One of the most sought after loan programs by apartment investors and apartment syndicators alike is agency debt. That is, a loan secured from either Fannie Mae or Freddie Mac.
Fannie Mae and Freddie Mac loan programs generally have better, more competitive terms (i.e., interest rates, loan length, interest-only payments, etc.) compared to other common loan programs offered through your traditional banks or bridge loan lenders.
If you want to secure Fannie Mae or Freddie Mac debt, you not only need to find a deal that meets their loan requirements, but you as the borrower will also need to meet their experience requirements.
Here are the five questions you need to answer, which will determine whether you and your deal will qualify for Fannie Mae or Freddie Mac agency debt:
1. What is The Purchase Price?
The price at which you’re purchasing the asset will determine if your deal exceeds Fannie Mae’s or Freddie Mac’s minimum loan amounts and is below the maximum loan amounts.
If you are pursuing a non-rehab loan, the minimum loan amount is $750,000. To determine the minimum purchase price, you need to divided the minimum loan amount by the maximum loan-to-value (LTV) offered, which is 80%. Therefore, if the purchase price is less than $937,500 (i.e., a loan less than $750,000), the deal will not qualify for Fannie Mae or Freddie Mac debt. If the purchase price is greater than $937,500, the deal may potentially qualify for agency debt – assuming the other requirements outlined in the next sections are met.
The agencies also have a maximum amount of money they are willing to loan. Freddie Mac has a $100 million cap on the amount of money they will loan for a non-rehab project, which means the purchase price must be below $125 million. Whereas Fannie Mae is more flexible with $100 million plus loans.

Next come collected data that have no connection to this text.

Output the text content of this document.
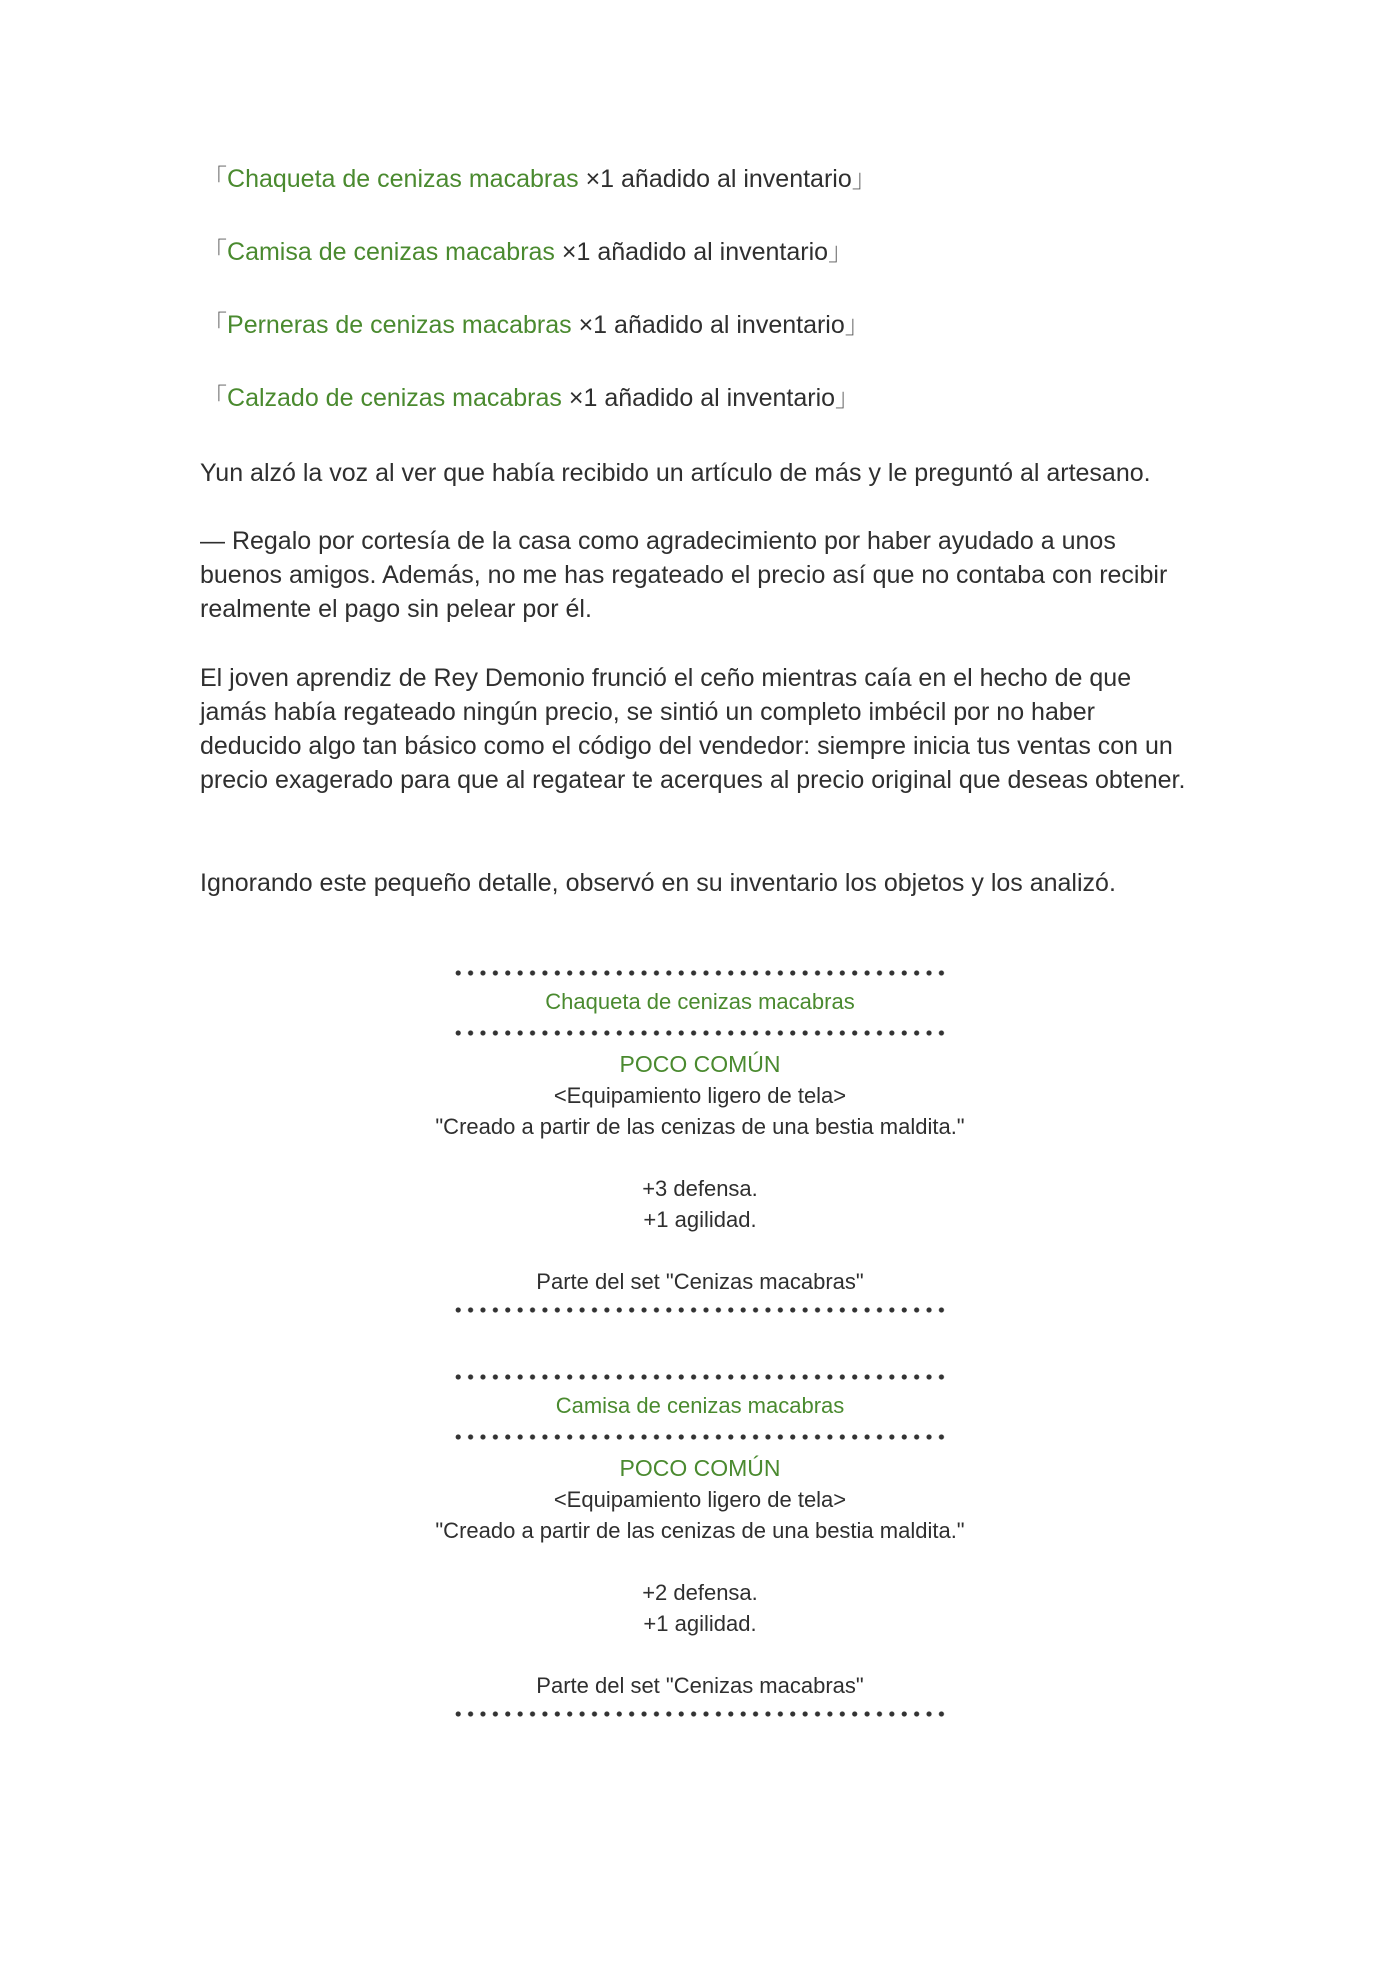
「Chaqueta de cenizas macabras ×1 añadido al inventario」
「Camisa de cenizas macabras ×1 añadido al inventario」
「Perneras de cenizas macabras ×1 añadido al inventario」
「Calzado de cenizas macabras ×1 añadido al inventario」

Yun alzó la voz al ver que había recibido un artículo de más y le preguntó al artesano.

— Regalo por cortesía de la casa como agradecimiento por haber ayudado a unos buenos amigos. Además, no me has regateado el precio así que no contaba con recibir realmente el pago sin pelear por él.

El joven aprendiz de Rey Demonio frunció el ceño mientras caía en el hecho de que jamás había regateado ningún precio, se sintió un completo imbécil por no haber deducido algo tan básico como el código del vendedor: siempre inicia tus ventas con un precio exagerado para que al regatear te acerques al precio original que deseas obtener.

Ignorando este pequeño detalle, observó en su inventario los objetos y los analizó.

Chaqueta de cenizas macabras
POCO COMÚN
<Equipamiento ligero de tela>
"Creado a partir de las cenizas de una bestia maldita."
+3 defensa.
+1 agilidad.
Parte del set "Cenizas macabras"
Camisa de cenizas macabras
POCO COMÚN
<Equipamiento ligero de tela>
"Creado a partir de las cenizas de una bestia maldita."
+2 defensa.
+1 agilidad.
Parte del set "Cenizas macabras"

If you are pursuing a rehab loan, the minimum loan amount is $10,000,000 with no maximum and the maximum LTC is 80% for Fannie Mae. Therefore, the purchase price plus total project costs must exceed $12,500,000 in order to potential qualify for a Fannie Mae rehab loan. Freddie Mac is more flexible with their rehab loans and base the loan amount on the LTC (up to 85%) and debt service coverage ratio (DSCR).
2. What is the DSCR?
The debt service coverage ratio (DSCR) is calculated by dividing the debt service by the current net operating income. If you know the DSCR and current net operating income, you can calculate the debt service (debt service = current net operating income / DSCR). Both Fannie Mae and Freddie Mac have minimum debt service coverage ratio requirements, which essentially mean that the deal needs to exceed a certain net operating income level to qualify for agency debt. If the net operating income is too low, you will likely need to put down a lot of money to qualify, which will likely reduce the returns to the point where the deal won’t make sense.
If you are pursuing a non-rehab loan, the minimum DSCR for Fannie Mae is 1.25. That is, the current net operating income must be at least 25% greater than the debt service. The minimum DSCR for Freddie Mac varies based on the market:
- Top markets: 1.20 DSCR
- Standard markets: 1.25 DSCR
- Small markets: 1.30 DSCR
- Very small markets: 1.40 DSCR
If you are pursuing a rehab loan, the minimum DSCR is 1.25 for Fannie Mae and 1.10 for Freddie Mac.
3. What are The Occupancy Rates?
Physical occupancy is the rate of occupied units and economic occupancy is the rate of paying residents. If the physical occupancy rate is less than 85% and/or the economic occupancy rate is less than 80% ninety days before the closing date, the deal will not qualify for agency debt.
However, Fannie Mae and Freddie Mac do not take occupancy levels into account for their rehab loan programs.
4. What are The Renovation Costs?
In order to qualify for a renovation loan through Fannie Mae and Freddie Mac, the per unit cost must exceed their minimum amounts and must not exceed their maximum amounts.
If the per unit cost to rehab the apartment deal is less than $10,000 or greater than $60,000 per unit, which includes interior and exterior capital expenditure projects, the deal will not qualify for a rehab agency loan.
5. What is Your Experience?
In order to qualify for Fannie Mae or Freddie Mac debt, you or someone else signing on the loan must have previous multifamily experience.
If you are pursuing a non-rehab loan, you must have a strong track record in the multifamily industry (although, some exceptions are made if you are a local owner). Additionally, the person or people signing on the loan must have a net worth equal to the loan amount and liquidity equal to 9 months of debt service.
If you are pursuing a rehab loan, you must have a strong track record in multifamily rehabilitation.
Above at the minimum requirements to qualify for Fannie Mae or Freddie Mac debt. However, is you and the deal meet all of the above requirements, it doesn’t mean you will qualify for all agency loan programs. The purpose of this blog post is to give you an idea of whether you will qualify for one of the Fannie Mae or Freddie Mac loan programs. If you and the deal meet all of the above requirements, the next step is to contact a commercial mortgage broker to discuss your options.